AMSTERDAM - One of the men who, according to the justice department, was involved in the attack on the premises of De Telegraaf on June 26 last year, Bilal el H., is also linked by the justice department to a double liquidation in Zoetermeer in April 2017. A father and his son were then riddled with bullets.
This emerges from file documents from the 26Wheeling investigation into a kind of agency of the underworld, which, according to the Public Prosecutor's Office, performed hand-and-span services for serious criminals.

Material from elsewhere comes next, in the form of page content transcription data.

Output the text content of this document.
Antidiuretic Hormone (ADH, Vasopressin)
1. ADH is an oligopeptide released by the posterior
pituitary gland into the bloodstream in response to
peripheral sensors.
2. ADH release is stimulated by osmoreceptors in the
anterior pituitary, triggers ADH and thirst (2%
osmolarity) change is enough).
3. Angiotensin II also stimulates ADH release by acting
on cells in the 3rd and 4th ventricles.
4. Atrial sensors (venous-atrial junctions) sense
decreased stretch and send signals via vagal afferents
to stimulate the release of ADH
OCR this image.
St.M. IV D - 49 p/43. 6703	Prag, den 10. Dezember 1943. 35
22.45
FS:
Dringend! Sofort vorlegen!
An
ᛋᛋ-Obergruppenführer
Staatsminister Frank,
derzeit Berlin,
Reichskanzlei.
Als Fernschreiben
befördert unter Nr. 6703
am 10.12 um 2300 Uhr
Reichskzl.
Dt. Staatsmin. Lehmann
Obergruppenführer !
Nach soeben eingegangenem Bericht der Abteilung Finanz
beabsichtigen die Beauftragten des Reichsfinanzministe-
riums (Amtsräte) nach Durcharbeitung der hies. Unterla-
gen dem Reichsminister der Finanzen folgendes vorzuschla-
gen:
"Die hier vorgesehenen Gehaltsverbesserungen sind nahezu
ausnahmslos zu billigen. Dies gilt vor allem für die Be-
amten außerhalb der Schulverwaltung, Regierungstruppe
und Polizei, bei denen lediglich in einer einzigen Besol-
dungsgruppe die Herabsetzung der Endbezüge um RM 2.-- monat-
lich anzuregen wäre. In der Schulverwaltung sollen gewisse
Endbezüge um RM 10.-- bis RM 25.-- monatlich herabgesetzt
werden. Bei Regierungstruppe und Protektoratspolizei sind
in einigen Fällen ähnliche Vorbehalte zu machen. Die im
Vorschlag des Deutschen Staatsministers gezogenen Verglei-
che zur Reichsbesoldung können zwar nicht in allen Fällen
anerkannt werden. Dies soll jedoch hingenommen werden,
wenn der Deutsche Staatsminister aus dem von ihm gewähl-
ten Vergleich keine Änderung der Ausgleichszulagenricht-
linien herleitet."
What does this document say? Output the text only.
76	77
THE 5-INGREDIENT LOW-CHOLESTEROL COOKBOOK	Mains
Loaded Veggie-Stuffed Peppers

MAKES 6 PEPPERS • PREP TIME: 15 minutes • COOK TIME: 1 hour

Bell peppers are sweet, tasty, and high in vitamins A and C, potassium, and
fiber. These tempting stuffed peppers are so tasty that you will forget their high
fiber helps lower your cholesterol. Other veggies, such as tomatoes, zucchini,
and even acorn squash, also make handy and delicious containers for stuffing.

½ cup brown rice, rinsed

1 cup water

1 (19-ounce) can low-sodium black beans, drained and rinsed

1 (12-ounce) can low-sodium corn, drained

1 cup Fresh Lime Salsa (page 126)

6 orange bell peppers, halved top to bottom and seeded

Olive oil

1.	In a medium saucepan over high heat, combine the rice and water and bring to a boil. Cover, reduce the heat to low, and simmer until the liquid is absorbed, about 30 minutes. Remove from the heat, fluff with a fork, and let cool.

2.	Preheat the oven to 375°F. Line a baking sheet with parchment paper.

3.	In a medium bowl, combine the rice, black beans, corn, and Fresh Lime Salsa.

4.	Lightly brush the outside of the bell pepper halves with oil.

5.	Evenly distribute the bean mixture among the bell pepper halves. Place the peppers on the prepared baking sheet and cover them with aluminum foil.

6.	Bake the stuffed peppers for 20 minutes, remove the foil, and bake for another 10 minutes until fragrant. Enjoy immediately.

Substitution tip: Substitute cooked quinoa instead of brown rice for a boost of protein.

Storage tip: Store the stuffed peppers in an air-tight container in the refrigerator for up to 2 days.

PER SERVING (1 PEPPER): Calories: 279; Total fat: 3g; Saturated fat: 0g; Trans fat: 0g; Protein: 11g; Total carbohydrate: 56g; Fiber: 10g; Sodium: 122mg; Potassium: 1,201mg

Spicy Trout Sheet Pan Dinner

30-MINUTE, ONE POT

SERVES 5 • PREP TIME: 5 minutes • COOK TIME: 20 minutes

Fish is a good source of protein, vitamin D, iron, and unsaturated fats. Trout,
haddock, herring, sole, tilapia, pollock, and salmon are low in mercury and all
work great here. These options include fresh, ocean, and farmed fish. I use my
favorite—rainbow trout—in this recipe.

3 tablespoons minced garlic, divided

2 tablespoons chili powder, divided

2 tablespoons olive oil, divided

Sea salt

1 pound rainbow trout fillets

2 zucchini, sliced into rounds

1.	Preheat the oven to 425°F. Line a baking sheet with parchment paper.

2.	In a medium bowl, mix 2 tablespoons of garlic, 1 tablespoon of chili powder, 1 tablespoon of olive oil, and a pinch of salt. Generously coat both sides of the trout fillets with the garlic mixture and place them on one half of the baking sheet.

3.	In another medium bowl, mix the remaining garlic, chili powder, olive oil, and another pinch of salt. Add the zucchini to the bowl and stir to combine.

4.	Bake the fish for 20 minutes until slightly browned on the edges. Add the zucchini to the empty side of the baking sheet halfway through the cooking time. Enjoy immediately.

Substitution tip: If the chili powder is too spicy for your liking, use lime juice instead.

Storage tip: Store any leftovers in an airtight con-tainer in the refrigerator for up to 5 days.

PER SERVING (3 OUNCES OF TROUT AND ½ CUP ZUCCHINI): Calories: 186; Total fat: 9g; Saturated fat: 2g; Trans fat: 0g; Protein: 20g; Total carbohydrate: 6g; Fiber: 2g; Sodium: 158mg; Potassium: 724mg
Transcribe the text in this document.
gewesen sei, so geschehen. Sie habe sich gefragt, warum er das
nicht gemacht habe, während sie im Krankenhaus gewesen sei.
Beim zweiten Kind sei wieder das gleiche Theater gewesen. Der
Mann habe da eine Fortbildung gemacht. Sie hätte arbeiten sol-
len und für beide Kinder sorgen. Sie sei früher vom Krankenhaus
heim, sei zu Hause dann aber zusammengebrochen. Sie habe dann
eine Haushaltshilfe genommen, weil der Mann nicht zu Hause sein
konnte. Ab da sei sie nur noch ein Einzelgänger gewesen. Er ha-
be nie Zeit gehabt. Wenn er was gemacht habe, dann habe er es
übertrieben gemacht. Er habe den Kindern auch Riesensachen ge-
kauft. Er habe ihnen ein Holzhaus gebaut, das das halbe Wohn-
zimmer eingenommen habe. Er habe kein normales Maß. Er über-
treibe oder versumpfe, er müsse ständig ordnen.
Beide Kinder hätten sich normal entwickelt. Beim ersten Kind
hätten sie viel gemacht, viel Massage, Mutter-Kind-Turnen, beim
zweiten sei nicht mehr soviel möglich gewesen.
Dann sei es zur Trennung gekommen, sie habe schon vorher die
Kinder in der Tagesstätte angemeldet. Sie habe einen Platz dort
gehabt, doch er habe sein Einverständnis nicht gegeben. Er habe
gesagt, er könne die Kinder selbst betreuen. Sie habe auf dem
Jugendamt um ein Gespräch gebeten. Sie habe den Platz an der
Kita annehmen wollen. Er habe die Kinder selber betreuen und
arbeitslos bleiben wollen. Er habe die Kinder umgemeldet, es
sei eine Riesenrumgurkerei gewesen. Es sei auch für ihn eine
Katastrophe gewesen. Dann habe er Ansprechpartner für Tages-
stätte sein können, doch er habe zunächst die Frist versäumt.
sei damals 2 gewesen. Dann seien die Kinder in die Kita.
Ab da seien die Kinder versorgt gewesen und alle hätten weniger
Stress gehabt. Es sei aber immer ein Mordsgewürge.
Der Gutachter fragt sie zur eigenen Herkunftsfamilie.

One of these jobs was the attack on De Telegraaf.
On Thursday, a pro forma hearing surrounding this investigation and the investigation into the attack on De Telegraaf, which goes by the name 13Puurs, will be held before the Amsterdam District Court. There are thirteen suspects for both cases.
Donkey Kong
Three of the suspects in the attack on De Telegraaf are also suspects in the investigation into the criminal handyman business. In addition to Nabil D. and Zakaria N., they include Amsterdam resident Bilal el H., who the prosecution says uses the code or nickname "Donkey Kong.
Confidential documents seen by this newspaper show that, according to the justice department, El H. is behind the theft of a Volkswagen Golf, which was used in the unsolved liquidation of father René and son Reneetje van Doorn in Zoetermeer.
A BMW that was used in the settlement can also be linked to El H., according to the prosecution, who was initially also suspected of direct involvement in the double murder, but now only of stealing a car.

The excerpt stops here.